Nunca
me entrou na cabeça gente má, mesmo correndo o risco de ser apelidado de
moralista e mesmo sabendo que as bordoadas da vida - e principalmente as
bordoadas da infância, a desestruturação familiar - cultivam, em maior ou
menor dose, os maus fígados e rancores muito pouco humanos. Só por isso
dificilmente construiria uma carreira política, já que distribuiria pelos meus
concidadãos sempre muito mais flores, do que levantaria o cajado para
distribuir umas pauladas a quem se esquece da sua condição humana de passagem,
a quem se esquece que a vida dos outros não é por si determinada. Para contrariar
esse mau pensamento quase sempre me rodeei de animais ditos irracionais - para além dos outros obviamente, que uns são uns e outros, outros, como se diria há poucos dias - para
alguns e do mais racional e fiel amigo para outros – o cão – principalmente para
aqueles que pensam o estômago como mais importante do que a humanidade. E não
falo do bacalhau, mas daqueles que alguns dizem não ser capazes de grande complexidade,
de respeito pelo outro, de afectos, de simplicidade e nobreza de carácter. Para
contrariar tudo isto sempre adoptei no contacto com os outros um sorriso, melhor
porta de entrada do que uma «cara emburrada» embora possa estar com regularidade «açoitada» – e mesmo que haja também quem
confunda a afabilidade com a idiotice de um mr. bean e o ridículo – como se houvesse
algo mais ridículo do que repousarmos num caixão a alguns palmos do chão para a
eternidade! E nunca me preocupei muito em blindar as minhas opiniões e os meus
sentimentos, mesmo que alguns pensem devermos manter alguma contenção na
transmissão da imagem: aquilo a que outros teimam em chamar de «aparências!»

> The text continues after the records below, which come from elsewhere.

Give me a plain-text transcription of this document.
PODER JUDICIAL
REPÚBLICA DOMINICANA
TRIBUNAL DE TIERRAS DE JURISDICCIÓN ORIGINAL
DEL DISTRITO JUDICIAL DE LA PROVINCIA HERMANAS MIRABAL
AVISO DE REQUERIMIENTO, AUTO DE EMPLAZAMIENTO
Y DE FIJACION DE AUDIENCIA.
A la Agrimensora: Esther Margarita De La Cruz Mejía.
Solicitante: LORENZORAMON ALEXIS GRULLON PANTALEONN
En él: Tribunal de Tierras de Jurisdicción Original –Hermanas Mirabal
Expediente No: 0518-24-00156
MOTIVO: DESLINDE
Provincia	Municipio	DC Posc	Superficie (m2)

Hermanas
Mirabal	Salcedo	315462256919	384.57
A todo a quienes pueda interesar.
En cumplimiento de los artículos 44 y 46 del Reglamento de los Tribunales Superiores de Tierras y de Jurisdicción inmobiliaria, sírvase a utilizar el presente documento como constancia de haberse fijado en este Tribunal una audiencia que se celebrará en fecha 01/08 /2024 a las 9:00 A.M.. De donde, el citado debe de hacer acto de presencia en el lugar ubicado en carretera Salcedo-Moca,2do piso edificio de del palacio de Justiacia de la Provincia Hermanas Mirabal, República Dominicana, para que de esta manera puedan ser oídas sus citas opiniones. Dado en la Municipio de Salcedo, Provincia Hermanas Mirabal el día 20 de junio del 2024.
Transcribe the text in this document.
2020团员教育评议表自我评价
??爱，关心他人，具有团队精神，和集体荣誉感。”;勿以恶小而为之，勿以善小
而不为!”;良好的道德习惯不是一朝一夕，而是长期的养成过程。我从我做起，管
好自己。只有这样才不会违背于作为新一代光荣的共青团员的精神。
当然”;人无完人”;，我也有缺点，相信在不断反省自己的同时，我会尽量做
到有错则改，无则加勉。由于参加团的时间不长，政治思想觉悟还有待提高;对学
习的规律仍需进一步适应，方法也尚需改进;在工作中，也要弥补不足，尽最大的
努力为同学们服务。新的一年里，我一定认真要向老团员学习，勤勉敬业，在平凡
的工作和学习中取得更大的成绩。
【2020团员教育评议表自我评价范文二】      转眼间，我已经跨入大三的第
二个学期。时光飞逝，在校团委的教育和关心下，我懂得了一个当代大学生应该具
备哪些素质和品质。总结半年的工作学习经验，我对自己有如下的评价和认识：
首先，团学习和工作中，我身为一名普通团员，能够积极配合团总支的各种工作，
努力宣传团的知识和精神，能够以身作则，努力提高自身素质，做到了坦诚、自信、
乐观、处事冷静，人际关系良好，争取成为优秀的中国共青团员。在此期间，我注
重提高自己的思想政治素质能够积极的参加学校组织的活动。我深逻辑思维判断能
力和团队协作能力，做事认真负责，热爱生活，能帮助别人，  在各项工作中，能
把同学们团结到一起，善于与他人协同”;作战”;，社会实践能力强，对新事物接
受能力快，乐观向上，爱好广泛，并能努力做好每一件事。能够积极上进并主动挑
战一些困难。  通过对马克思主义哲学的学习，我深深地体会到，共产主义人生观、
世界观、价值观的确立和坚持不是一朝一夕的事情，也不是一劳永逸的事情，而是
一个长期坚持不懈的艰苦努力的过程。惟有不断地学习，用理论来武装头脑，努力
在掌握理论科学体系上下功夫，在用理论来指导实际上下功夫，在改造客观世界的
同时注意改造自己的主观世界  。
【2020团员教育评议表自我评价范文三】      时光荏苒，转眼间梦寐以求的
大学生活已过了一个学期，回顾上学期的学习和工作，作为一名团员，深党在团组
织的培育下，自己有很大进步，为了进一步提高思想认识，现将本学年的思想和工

Quem não deve, e só concebe o ser humano na equidade, não tem de temer a
comparação com o outro... ser. Felizmente que vivemos rodeados, também, de bons
exemplos e boas acções. Por isso faço «desporto pessoal» daqueles que se
consideram muito importantes, muito cheios de vento e de quase nada de relevante, senão
muitas vezes omissos de afecto - e de palmadas higiénicas e pedagógicas. Um dos
meus maiores medos foi sempre o de ser sujeito a tais injustiças, como do personagem Valjean de Hugo, que me mudassem
- transitoriamente, como Valjean provou - para uma índole, azeda, amarga, desumana. Dito isto, um dos livros que deveria
estar sempre à nossa cabeceira não sendo ficção, tem tanto de ficção como a de autores
como Tennessee Williams e a sua «Cat On a hot Tin Roof» ou «Gata em telhado de
zinco». Falo da Teoria Social, de Bryan S. Turner, de que há um livro que não é
mais do que uma excelente introdução aos grandes desenvolvimentos da teoria
social contemporânea. Com as suas teorias da acção e da praxis, as acções, os
actores, os sistemas, a teoria social e a psicanálise, os interaccionismos
simbólicos, as teorias como a da escolha racional, a da cultura, a do tempo e
espaço, a teoria da esfera pública, seria possível uma dessas figurinhas ter
recentemente querido matar, em plena assembleia, em plena casa do povo, os seus pais? Não me parece,
porque o sentido da irrelevância humana e das proporções face ao espaço, ao
tempo e à natureza, não lhe permitiria.
E é talvez por isso que a obra e a vida
são simultaneamente verdugos e anjos de uma complexidade humana que nos faz
predadores e guardadores de rebanho no mesmo espaço e em tempos tão pouco diferidos.